We had a short time to talk with Press Secretary Josh Earnest. His office is very modest. The desk is worn. There are digital clocks on the walk showing the time in various cities around the world.

Jim Benemann
Jim Benemann attends a meeting led by White House Press Secretary Josh Earnest (credit: CBS)

The President's Daily Briefing sits on his desk with the Presidential Seal along with a book, "How's Your Faith?" by David Gregory. The conversation about health care is off the record.
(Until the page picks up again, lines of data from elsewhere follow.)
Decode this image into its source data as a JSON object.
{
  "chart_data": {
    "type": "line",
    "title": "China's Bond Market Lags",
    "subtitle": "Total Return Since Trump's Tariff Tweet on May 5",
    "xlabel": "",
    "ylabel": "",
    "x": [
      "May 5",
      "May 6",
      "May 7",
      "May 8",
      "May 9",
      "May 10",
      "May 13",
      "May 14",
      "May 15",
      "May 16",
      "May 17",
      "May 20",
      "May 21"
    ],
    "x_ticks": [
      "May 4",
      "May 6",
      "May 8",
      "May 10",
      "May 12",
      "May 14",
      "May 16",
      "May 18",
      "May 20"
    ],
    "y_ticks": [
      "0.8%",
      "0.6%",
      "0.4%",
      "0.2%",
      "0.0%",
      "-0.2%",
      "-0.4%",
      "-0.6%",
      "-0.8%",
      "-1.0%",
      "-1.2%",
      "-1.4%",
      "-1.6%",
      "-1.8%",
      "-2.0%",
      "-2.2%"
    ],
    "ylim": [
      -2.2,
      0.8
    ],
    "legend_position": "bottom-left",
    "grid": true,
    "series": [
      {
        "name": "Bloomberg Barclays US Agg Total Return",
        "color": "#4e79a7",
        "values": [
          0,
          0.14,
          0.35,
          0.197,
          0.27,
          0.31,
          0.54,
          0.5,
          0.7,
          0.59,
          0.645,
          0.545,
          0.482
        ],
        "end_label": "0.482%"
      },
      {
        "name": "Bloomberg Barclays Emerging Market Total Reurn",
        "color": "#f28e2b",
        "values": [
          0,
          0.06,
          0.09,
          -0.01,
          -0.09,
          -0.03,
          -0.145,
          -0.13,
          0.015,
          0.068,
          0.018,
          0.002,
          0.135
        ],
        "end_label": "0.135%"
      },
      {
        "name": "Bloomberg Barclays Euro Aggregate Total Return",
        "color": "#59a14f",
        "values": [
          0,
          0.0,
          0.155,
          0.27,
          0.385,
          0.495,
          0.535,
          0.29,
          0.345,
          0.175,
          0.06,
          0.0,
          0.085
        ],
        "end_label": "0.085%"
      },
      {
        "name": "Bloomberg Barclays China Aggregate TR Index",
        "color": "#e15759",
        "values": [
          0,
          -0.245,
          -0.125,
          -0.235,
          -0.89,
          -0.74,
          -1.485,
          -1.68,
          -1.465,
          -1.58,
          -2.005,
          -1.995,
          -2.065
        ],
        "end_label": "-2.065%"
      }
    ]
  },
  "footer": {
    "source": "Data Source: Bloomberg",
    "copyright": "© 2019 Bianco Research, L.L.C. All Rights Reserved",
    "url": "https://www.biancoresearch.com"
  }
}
But nothing the general public hasn't heard or read before.

10:00 am

Here comes the full court press on the President's ACA. We meet with Health and Human Services Secretary Sylvia Burwell, and Deputy Assistant to the President and Director of Intergovernmental Affairs Jerry Abramson. They both discuss Obamacare: what's working, what's not. (This is the topic the President wants us to talk to him about.)

We did this in the Roosevelt room. On the wall is FDR's Nobel Prize. Surprisingly it's about the size of a cellphone. He's the first U.S. President to win it.

Afterwards we do interviews with both Secretary Burwell and Mr. Abramson.

Noon

By noon we are back in the Map Room, looking at interviews and going over questions for the President.

During this time, some of the members of television stations from 7 different U.S. cities leave to go to the cafeteria.

I went back to the media briefing room to watch part of Josh Earnest's briefing to the media. He answers a lot of questions. The funniest: if the U.S. needed a "mosquito czar" (because of the recent mosquito-borne, Dika virus).

The White House staff shows us the Diplomatic Reception Room. It's a 3 camera shoot with lots of gear all over tarps.

There's an outside door to the lawn where the President boards Marine One.

The White House is treated like a museum. And you really get the sense that the White House staff treats it as such. After all this is the President's residence! (whether it's a Republican or Democrat .. this is house of the person who holds the highest elected office in the world.)

We're not allowed to touch the furniture. Furniture is brought in for us to do our work. And what look like painting tarps are on parts of the carpet for the television equipment.

Back in the Map Room, the groundskeepers surprise the visiting media by bringing in the Obamas' dogs. They're a hit with everyone and really crack the nervousness by many who are preparing to interview the President.

Jim Benemann Barack Obama
President Barack Obama being interviewed by CBS4's Jim Benemann (credit: CBS)

2:30 pm

The interviews with the President begin. The anchors and producers are led into the Diplomatic Reception Room one at a time. Each station has less than 5 minutes. The door is closed between interviews. Walking in the President is already in the room, lit and wearing a mic. (On a previous trip, I was struck how the President was surrounded by people like a cocoon and dropped off in the interview area like a father would put his child in car seat.) CBS4's Jim Benemann walks up shakes his hand, puts on his mic and the interview begins.

Jim starts with a question about the Broncos in the Super Bowl, just to break the ice.